Margaret Domnick - The Inside Story...

I'm a woman, mother, friend, sister, daughter, wife and partner in crime. I'm spontaneous, anal, loud, loving, funny (or at least I think I am), and generally honest. Sometimes I get these thoughts... so I've created this blog to share them. Feel free to respond, but be kind...did I mention that I'm sensitive?

Saturday, August 24, 2013

The Eulogy

My mom asked me to write and read the eulogy for my dad's funeral service. I stopped breathing for a second, then said "I'd be honored". I lied. I mean, I was honored, but at that moment, I was pretty sure I'd never be able to write a meaningful, memorable, honest speech to eulogize my dad. He was, like, the coolest being to walk the planet ya know. But this is what I came up with, and I read it great until the end; then I cried.

Here it is...

There are a lot of words I could use to describe Philip Hanson: funny, friendly, handsome, genuine, honest (to a fault); but I think the word that fits him best is FAITHFUL. I remember a time in college when I struggled with my religion; I had to learn how to defend Catholicism against other’s beliefs. I asked dad a lot of questions, and his reply was always the same, “I don’t know the answer Margie, I just have faith”. Then he’d say “if you believe, you don’t need proof” then, he’d say “I’ll pray extra for you because you need it.”

And dad didn’t just talk about being faithful, he lived it. When he’d pick us up for an orthodontic appointment, we’d pray a decade of the Rosary on the way; when we were scared in bed at night, he’d hold us for a minute, like all good daddy’s do, then he’d encouraged us to pray for protection. We always said prayers before meals and always said prayers before bed. I’m sure many of you know that my dad attended daily Mass, and he also locked the church at night. I often walked with him to lock the church, and lived some of my best memories right here in this building with him - my siblings could say the same.

When dad’s body started to give out, when the strokes he’d experienced finally took their toll on his independence, he refused to consider living anywhere that didn’t offer daily Mass. I fought that a little bit; I thought he was crazy. But dad understood who he was, he knew what he wanted, and he knew where he was headed when his life ended.

Watching the last few years of dad’s life was tough. Stroke after stroke made it hard for him to talk and eat and stand and walk and feed himself and dress himself, and so on. The whole family struggled with why such a faithful man had to endure such hardships. Near the end of my grandmother’s life, she told me that God gives everyone a cross to carry, and it’s HIS decision when that cross gets laid down, not ours. I can better appreciate her perspective after watching my dad’s journey.

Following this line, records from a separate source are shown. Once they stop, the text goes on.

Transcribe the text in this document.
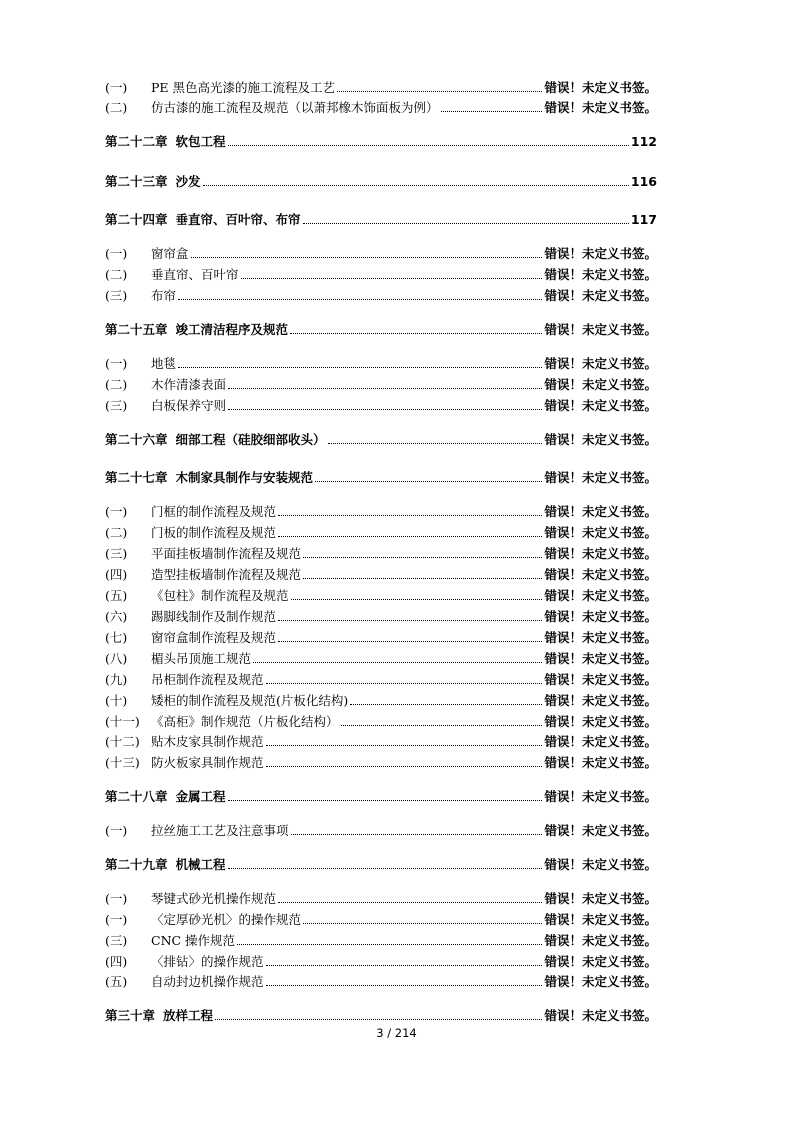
(一)	PE 黑色高光漆的施工流程及工艺	错误！未定义书签。
(二)	仿古漆的施工流程及规范（以萧邦橡木饰面板为例）	错误！未定义书签。
第二十二章 软包工程	112
第二十三章 沙发	116
第二十四章 垂直帘、百叶帘、布帘	117
(一)	窗帘盒	错误！未定义书签。
(二)	垂直帘、百叶帘	错误！未定义书签。
(三)	布帘	错误！未定义书签。
第二十五章 竣工清洁程序及规范	错误！未定义书签。
(一)	地毯	错误！未定义书签。
(二)	木作清漆表面	错误！未定义书签。
(三)	白板保养守则	错误！未定义书签。
第二十六章 细部工程（硅胶细部收头）	错误！未定义书签。
第二十七章 木制家具制作与安装规范	错误！未定义书签。
(一)	门框的制作流程及规范	错误！未定义书签。
(二)	门板的制作流程及规范	错误！未定义书签。
(三)	平面挂板墙制作流程及规范	错误！未定义书签。
(四)	造型挂板墙制作流程及规范	错误！未定义书签。
(五)	《包柱》制作流程及规范	错误！未定义书签。
(六)	踢脚线制作及制作规范	错误！未定义书签。
(七)	窗帘盒制作流程及规范	错误！未定义书签。
(八)	楣头吊顶施工规范	错误！未定义书签。
(九)	吊柜制作流程及规范	错误！未定义书签。
(十)	矮柜的制作流程及规范(片板化结构)	错误！未定义书签。
(十一) 《高柜》制作规范（片板化结构）	错误！未定义书签。
(十二) 贴木皮家具制作规范	错误！未定义书签。
(十三) 防火板家具制作规范	错误！未定义书签。
第二十八章 金属工程	错误！未定义书签。
(一)	拉丝施工工艺及注意事项	错误！未定义书签。
第二十九章 机械工程	错误！未定义书签。
(一)	琴键式砂光机操作规范	错误！未定义书签。
(一)	〈定厚砂光机〉的操作规范	错误！未定义书签。
(三)	CNC 操作规范	错误！未定义书签。
(四)	〈排钻〉的操作规范	错误！未定义书签。
(五)	自动封边机操作规范	错误！未定义书签。
第三十章 放样工程	错误！未定义书签。
3 / 214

Philip Hanson carried a very heavy cross, and he carried it with grace and honor and faith. He was finally able to lay that cross down at 11:57 last Saturday night, and he is at Peace.

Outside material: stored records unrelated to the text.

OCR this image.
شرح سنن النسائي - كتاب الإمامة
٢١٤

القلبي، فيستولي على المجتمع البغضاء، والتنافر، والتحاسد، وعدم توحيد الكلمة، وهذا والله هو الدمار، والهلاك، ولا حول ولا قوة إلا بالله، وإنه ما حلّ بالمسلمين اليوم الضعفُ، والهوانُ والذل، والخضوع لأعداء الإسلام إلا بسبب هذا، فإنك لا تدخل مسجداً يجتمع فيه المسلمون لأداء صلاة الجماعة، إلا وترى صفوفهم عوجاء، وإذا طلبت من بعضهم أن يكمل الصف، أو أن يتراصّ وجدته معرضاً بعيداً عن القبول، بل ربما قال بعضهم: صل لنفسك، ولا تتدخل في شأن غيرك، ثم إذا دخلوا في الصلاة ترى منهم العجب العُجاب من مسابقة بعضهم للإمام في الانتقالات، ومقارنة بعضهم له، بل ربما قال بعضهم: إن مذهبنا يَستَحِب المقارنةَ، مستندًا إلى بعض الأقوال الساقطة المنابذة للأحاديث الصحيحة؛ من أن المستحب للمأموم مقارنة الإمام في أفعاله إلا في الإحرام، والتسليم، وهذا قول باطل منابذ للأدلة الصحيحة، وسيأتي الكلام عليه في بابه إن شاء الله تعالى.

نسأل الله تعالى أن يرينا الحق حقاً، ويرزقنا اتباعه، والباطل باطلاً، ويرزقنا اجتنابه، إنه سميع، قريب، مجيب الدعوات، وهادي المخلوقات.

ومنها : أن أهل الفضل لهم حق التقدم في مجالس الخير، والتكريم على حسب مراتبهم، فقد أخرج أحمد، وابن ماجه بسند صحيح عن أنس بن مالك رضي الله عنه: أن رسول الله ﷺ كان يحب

We had a celebratory drink with dad at his death and we’ll continue to celebrate his life every day. His energy is with us in traditions, in memories, in moments, and in Spirit. My faith is still growing, and I pray that someday it will match that of my father’s. We’re so blessed to know and love you daddy.

And that was it.

Dad had been ready to die for years. He felt his mission on earth was complete and he wanted to hang with God. It was a happy dad for dad, and for us too, when we were able to stop thinking about our loss and focus on his gain. The service was beautiful. We toasted dad in the limo, and cried all through his military burial service. It was a moment in time not easily forgotten.